Keratoconus (KCN) is a problem that affects millions of individuals worldwide. To this point, there has been no clear way of determining who is at risk of developing KCN until the changes in the cornea begin to manifest in the corneal topographic imaging. We performed a retrospective chart review looking at normal eyes versus eyes with KCN and compared corneal spatial thickness profiles (STP), and Ocular Response Analyzer (ORA) data to determine if there was any correlation which may help predict who is at increased risk of KCN in the future.

 
Methods
 

Pentacam data and ORA data collected from 100 normal and 32 KCN eyes was reviewed. Using the STP, a third order polynomial best fit was computed using Microsoft Excel. The coefficients of the best fit curve as well as the ORA` data were then analyzed using a multivariable and correlational analysis looking for differences between groups.

 
Results
 

In comparing normal eyes to eyes with KCN, STP best fit coefficients were found to be as follows: the constant was 133.5 points lower for KCN vs normal eyes (p<0.001).

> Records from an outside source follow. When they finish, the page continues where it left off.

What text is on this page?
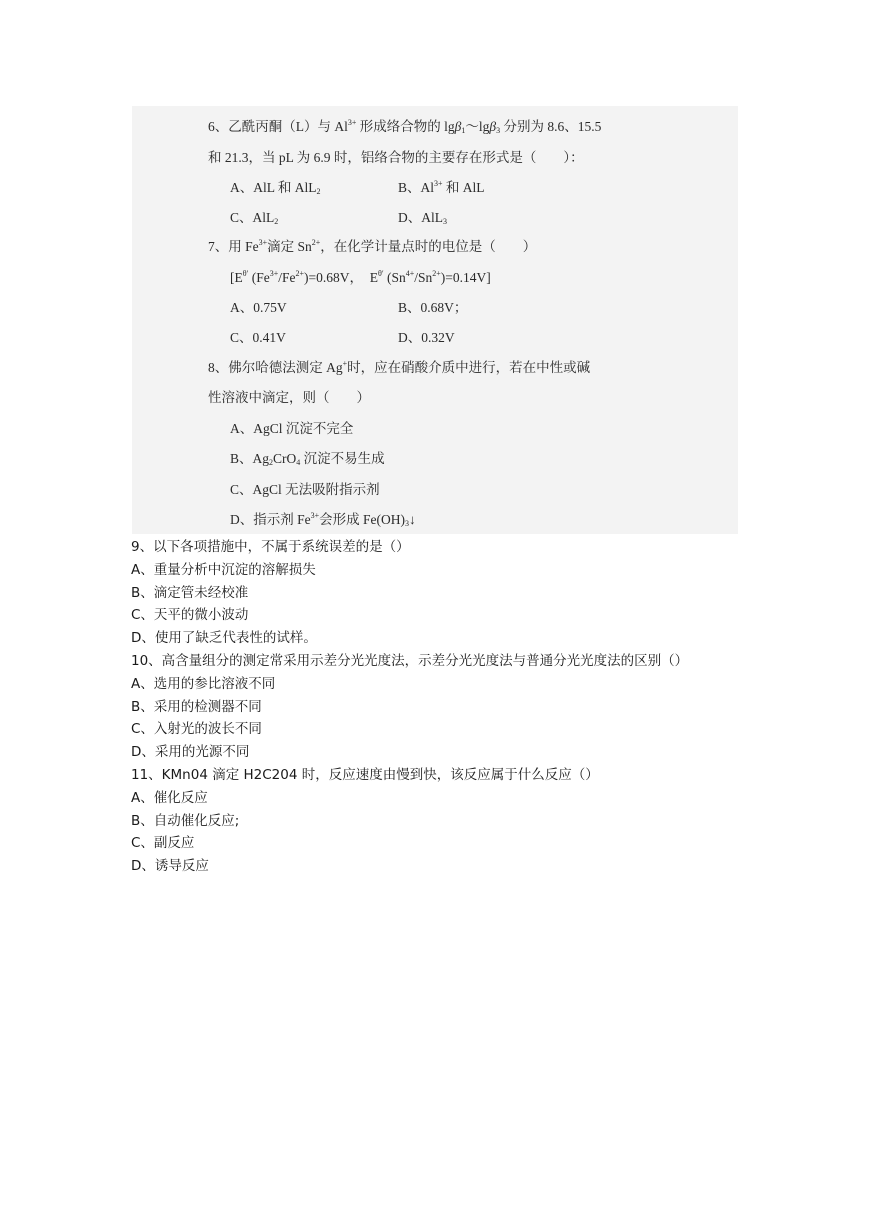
6、乙酰丙酮（L）与 $Al^{3+}$ 形成络合物的 lgβ$_1$～lgβ$_3$ 分别为 8.6、15.5
和 21.3，当 pL 为 6.9 时，铝络合物的主要存在形式是（　　）：
A、AlL 和 AlL$_2$	B、$Al^{3+}$ 和 AlL
C、AlL$_2$	D、AlL$_3$
7、用 $Fe^{3+}$滴定 $Sn^{2+}$，在化学计量点时的电位是（　　）
[$E^{\theta'}$ $(Fe^{3+}/Fe^{2+})=0.68V$，　$E^{\theta'}$ $(Sn^{4+}/Sn^{2+})=0.14V$]
A、0.75V	B、0.68V；
C、0.41V	D、0.32V
8、佛尔哈德法测定 Ag+时，应在硝酸介质中进行，若在中性或碱
性溶液中滴定，则（　　）
A、AgCl 沉淀不完全
B、$Ag_2CrO_4$ 沉淀不易生成
C、AgCl 无法吸附指示剂
D、指示剂 $Fe^{3+}$会形成 $Fe(OH)_3↓$
9、以下各项措施中，不属于系统误差的是（）
A、重量分析中沉淀的溶解损失
B、滴定管未经校准
C、天平的微小波动
D、使用了缺乏代表性的试样。
10、高含量组分的测定常采用示差分光光度法，示差分光光度法与普通分光光度法的区别（）
A、选用的参比溶液不同
B、采用的检测器不同
C、入射光的波长不同
D、采用的光源不同
11、KMn04 滴定 H2C204 时，反应速度由慢到快，该反应属于什么反应（）
A、催化反应
B、自动催化反应;
C、副反应
D、诱导反应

Conversely, the first, second, and third order coefficient was 20.2, 10.3, and 2.53 points greater for the KCN group (p<0.003). Adjusting for corneal steepness however, the third order coefficient was found to be insignificant (p>0.07). Using ORA data, it was found that the corneal resistance factor (CRF) and corneal hysteresis factor (CHF) was 3.2 and 2.2 points lower for the KCN group respectively (p <0.001). Adjusting for corneal steepness, the differences remained significant. Correlational analysis determined that only the constant was significantly correlated with CRF in both KCN and normal eyes.

 
Conclusions
 

While initial studies comparing STP between KCN and normal eyes validated its diagnostic value, little effort has been spent attempting to quantify the differences in order to determine whether a screening protocol can be derived from the coefficients of the best fit. The fact that all the coefficients and the constant were significantly different may be secondary to the severity of KCN in a significant portion of the cohort. Future comparisons of early KCN eyes to normal eyes with similar corneal thicknesses and curvature, will help elucidate whether the coefficients of the STP can be useful in predicting individuals at risk for KCN.